What could be beneath this little room? Earth, of course. But Kaoru wasn’t about to give the obvious answer. He remained silent.
Eliot provided the answer to this question himself, too.
“A vast space.”
Kaoru realized what he was being told: that he was suspended between water and space. But it still didn’t make sense to him.
It would, however, explain some things. If what Eliot was saying was true, then the force of gravity in this area should be abnormally low. Gravity increases in spots with great mass underneath, and decreases in spots with low mass underneath. A vast empty space beneath his feet would account for the gravitational anomaly. It was persuasive.

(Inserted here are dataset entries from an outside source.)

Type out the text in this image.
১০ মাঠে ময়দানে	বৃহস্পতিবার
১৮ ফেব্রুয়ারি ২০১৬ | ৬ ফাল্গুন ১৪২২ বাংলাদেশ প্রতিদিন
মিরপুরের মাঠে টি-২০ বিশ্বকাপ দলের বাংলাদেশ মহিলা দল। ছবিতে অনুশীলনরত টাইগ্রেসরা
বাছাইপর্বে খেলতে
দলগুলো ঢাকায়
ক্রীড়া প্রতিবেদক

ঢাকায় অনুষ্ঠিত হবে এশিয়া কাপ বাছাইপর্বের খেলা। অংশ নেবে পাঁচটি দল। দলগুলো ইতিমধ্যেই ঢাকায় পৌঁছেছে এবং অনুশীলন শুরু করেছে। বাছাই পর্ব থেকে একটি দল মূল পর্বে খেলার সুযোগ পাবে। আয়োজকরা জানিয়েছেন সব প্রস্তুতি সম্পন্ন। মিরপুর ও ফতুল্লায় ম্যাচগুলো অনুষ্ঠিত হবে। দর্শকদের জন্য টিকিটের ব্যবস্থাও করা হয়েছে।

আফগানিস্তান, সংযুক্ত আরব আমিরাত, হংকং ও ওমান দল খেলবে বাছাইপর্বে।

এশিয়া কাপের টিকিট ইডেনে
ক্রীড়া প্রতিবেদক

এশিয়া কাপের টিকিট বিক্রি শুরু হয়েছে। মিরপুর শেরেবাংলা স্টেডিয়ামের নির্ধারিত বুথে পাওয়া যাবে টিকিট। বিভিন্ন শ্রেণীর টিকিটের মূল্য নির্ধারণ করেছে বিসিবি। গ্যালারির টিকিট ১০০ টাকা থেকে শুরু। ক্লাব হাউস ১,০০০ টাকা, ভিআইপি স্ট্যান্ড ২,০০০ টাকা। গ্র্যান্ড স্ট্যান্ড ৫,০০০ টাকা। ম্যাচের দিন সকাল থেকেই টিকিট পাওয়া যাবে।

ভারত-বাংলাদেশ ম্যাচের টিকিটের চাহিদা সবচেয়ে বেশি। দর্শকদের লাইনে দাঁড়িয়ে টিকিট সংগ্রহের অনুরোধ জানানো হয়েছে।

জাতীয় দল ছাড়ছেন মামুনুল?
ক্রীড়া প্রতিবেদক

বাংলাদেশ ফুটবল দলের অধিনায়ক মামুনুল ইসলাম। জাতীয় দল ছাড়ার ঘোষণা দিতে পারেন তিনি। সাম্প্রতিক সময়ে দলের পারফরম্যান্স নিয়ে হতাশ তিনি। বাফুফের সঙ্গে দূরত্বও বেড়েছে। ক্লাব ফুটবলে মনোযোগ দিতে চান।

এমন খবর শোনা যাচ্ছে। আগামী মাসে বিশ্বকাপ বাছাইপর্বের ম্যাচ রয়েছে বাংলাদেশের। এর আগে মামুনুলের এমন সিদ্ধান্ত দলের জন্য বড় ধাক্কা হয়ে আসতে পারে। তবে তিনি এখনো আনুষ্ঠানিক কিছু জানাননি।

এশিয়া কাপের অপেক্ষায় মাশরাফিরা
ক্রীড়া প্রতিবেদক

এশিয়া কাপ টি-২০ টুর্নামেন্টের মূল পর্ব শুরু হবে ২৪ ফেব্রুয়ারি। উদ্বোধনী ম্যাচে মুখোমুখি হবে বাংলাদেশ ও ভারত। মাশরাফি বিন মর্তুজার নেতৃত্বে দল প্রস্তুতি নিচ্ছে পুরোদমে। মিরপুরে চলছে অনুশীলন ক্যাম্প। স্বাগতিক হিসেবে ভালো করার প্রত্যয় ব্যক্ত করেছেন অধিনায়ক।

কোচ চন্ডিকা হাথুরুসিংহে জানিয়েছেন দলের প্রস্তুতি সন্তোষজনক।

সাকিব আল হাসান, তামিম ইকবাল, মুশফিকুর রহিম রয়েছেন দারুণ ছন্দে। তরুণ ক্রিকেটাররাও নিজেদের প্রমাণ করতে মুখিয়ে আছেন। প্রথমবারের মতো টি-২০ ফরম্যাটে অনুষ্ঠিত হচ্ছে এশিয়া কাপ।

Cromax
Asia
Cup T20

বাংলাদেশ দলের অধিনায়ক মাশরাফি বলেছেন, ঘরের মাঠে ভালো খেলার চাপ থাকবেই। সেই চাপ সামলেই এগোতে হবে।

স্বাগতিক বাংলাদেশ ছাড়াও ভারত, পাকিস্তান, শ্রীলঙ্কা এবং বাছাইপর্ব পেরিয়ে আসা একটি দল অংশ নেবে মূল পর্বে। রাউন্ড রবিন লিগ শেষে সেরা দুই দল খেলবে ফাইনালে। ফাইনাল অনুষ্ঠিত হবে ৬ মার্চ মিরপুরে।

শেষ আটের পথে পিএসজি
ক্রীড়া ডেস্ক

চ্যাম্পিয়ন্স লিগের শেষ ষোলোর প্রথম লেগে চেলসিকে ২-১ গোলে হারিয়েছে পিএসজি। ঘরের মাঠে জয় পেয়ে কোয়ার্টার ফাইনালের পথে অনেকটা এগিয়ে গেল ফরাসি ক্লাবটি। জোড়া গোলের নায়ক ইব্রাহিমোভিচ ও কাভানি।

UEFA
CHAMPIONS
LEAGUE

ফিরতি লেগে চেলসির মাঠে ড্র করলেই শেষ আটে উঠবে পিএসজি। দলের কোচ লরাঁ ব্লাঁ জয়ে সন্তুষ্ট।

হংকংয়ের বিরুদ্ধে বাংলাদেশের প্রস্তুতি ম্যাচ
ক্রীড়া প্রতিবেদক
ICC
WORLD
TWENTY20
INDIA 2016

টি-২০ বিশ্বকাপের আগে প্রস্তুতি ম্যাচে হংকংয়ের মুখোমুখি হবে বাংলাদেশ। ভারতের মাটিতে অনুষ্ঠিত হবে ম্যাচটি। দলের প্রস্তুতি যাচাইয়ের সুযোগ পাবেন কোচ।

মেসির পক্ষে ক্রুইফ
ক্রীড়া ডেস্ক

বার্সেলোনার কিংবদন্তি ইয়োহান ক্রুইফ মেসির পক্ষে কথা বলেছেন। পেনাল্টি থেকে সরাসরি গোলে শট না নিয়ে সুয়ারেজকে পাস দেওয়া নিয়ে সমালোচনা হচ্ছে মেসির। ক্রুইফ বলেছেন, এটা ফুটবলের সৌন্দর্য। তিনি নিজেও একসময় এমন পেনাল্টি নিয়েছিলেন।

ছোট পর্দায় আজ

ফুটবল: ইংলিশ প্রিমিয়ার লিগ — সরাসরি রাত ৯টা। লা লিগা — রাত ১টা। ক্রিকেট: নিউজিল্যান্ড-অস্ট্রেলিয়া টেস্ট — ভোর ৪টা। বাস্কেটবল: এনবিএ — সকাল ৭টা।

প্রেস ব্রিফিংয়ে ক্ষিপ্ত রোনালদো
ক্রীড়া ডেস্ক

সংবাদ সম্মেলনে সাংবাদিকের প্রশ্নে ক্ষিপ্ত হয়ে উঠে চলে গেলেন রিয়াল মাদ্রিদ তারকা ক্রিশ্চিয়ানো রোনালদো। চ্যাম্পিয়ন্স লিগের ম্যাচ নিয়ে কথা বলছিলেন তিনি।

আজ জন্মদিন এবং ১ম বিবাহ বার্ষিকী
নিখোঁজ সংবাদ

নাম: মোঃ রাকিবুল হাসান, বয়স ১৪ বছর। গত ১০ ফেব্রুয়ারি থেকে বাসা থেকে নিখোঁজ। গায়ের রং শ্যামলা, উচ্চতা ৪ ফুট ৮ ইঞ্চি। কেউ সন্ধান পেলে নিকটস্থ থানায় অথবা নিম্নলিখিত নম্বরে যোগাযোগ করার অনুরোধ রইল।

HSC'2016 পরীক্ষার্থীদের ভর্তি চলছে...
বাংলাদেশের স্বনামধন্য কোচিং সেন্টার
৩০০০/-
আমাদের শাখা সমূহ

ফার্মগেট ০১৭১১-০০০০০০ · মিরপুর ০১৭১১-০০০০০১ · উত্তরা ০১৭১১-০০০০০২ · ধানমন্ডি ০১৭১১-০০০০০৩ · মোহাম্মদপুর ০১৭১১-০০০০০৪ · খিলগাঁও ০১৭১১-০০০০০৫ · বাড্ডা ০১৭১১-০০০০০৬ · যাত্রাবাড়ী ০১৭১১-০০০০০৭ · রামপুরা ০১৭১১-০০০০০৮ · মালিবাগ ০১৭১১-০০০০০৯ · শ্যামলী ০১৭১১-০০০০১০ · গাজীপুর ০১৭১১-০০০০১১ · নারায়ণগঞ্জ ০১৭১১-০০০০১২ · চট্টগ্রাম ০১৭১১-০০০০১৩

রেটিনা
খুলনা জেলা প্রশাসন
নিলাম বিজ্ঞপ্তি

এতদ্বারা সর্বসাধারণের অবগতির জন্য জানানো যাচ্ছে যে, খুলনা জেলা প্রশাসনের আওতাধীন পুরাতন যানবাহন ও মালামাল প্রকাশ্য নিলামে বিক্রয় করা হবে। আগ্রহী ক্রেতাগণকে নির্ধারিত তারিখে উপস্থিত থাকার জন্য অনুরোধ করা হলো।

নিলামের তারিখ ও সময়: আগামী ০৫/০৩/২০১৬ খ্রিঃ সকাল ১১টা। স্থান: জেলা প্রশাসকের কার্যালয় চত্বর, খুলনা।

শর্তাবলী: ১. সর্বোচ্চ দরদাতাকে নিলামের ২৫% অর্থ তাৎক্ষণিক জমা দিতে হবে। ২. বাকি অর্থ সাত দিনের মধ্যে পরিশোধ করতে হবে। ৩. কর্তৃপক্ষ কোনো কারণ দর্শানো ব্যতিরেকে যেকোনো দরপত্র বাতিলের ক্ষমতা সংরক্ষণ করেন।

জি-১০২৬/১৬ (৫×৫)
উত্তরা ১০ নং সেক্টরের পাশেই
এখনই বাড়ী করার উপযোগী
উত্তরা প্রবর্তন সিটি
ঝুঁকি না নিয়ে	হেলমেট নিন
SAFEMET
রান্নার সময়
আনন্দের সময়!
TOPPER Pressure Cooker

Kaoru still couldn’t believe it, though. Had he really reached his destination? If he had, if this was the place indicated on the fictional gravitational-anomaly map, then he shouldn’t be surprised that Eliot knew his name.
The old guy’s trying to tell me that gravity is lower here. He knew I was trying to reach this place.
Confusion overwhelmed Kaoru, and he had to put his hand on the wall to steady himself. He was gasping for breath, but he finally managed to force out the question.